Author: Alyosha Goldstein
Publisher: Duke University Press
Published: 2012-03-23
Total Pages: 394
ISBN-13: 0822351811
DOWNLOAD EBOOKThis work looks at inter-related post WWII case studies to analyze the ways in which different groups, mostly governmental agencies and emerging activist organizations, invoked the idea of "community" in anti-poverty initiatives during the late 1950s and 1960s.
Author: Brent Cebul
Publisher: University of Pennsylvania Press
Published: 2023-05-23
Total Pages: 481
ISBN-13: 1512823821
DOWNLOAD EBOOKToday, the word "neoliberal" is used to describe an epochal shift toward market-oriented governance begun in the 1970s. Yet the roots of many of neoliberalism's policy tools can be traced to the ideas and practices of mid-twentieth-century liberalism.
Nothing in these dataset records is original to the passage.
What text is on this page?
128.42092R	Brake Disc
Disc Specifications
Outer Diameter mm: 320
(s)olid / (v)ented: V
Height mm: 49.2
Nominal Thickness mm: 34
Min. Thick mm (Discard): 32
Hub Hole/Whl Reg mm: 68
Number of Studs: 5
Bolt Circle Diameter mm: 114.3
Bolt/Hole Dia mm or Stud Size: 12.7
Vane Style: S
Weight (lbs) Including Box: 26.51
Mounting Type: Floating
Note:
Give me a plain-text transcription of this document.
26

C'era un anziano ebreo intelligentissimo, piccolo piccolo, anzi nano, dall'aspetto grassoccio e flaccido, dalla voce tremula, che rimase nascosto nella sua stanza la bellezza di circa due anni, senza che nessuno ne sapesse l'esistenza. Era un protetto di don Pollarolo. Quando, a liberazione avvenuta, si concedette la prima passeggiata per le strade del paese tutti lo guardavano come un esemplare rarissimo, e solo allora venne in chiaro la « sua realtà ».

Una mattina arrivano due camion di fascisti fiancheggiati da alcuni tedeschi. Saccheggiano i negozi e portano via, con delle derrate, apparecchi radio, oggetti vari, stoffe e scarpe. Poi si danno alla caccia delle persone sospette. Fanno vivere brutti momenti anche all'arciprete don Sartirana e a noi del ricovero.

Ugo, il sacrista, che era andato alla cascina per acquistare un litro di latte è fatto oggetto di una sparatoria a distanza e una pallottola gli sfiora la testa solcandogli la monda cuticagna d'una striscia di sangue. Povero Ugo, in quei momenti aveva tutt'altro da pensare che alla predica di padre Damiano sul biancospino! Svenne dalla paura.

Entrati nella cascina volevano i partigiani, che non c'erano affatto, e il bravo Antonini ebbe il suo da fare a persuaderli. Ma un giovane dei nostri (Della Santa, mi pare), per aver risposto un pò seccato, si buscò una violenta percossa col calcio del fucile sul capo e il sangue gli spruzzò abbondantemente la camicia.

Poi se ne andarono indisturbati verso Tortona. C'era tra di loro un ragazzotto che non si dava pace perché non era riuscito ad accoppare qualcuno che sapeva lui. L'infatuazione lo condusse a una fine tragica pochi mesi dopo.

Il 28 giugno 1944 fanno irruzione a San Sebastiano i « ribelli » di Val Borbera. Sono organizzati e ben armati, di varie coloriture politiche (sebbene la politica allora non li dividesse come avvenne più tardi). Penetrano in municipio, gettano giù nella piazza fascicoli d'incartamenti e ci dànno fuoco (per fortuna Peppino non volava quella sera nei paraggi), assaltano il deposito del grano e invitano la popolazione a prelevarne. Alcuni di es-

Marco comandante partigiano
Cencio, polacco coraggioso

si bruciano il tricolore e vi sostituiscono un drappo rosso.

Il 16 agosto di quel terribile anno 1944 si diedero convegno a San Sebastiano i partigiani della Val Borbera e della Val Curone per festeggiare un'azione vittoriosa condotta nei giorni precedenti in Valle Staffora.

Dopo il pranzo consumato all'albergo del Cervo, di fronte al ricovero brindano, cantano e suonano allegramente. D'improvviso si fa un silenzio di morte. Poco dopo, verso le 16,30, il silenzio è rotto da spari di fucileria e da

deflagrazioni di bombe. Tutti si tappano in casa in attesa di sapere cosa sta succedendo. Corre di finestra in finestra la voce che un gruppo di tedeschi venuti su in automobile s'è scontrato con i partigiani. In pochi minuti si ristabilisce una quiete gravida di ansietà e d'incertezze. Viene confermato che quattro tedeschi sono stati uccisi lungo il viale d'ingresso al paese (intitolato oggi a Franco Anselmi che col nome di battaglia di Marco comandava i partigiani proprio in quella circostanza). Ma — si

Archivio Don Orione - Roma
In Illusions of Progress, Brent Cebul chronicles the rise of what he terms "supply-side liberalism," a powerful and enduring orientation toward politics and the economy, race and poverty, that united local chambers of commerce, liberal policymakers and economists, and urban and rural economic planners. Beginning in the late 1930s, New Dealers tied expansive aspirations for social and, later, racial progress to a variety of economic development initiatives. In communities across the country, otherwise conservative business elites administered liberal public works, urban redevelopment, and housing programs. But by binding national visions of progress to the local interests of capital, liberals often entrenched the very inequalities of power and opportunity they imagined their programs solving. When President Lyndon Johnson launched the War on Poverty--which prioritized direct partnerships with poor and racially marginalized citizens--businesspeople, Republicans, and soon, a rising generation of New Democrats sought to rein in its seeming excesses by reinventing and redeploying many of the policy tools and commitments pioneered on liberalism's supply side: public-private partnerships, market-oriented solutions, fiscal "realism," and, above all, subsidies for business-led growth now promised to blunt, and perhaps ultimately replace, programs for poor and marginalized Americans. In this wide-ranging book, Brent Cebul illuminates the often-overlooked structures of governance, markets, and public debt through which America's warring political ideologies have been expressed and transformed. From Washington, D.C. to the declining Rustbelt and emerging Sunbelt and back again, Illusions of Progress reveals the centrality of public and private forms of profit that have defined the enduring boundaries of American politics, opportunity, and inequality-- in an era of liberal ascendance and an age of neoliberal retrenchment.
Author: Daniel M. Cobb
Publisher:
Published: 2008
Total Pages: 336
ISBN-13:
DOWNLOAD EBOOKBroadens the scope and meaning of American Indian political activism by focusing on the movement's early--and largely neglected--struggles, revealing how early activists exploited Cold War tensions in ways that brought national attention to their issues.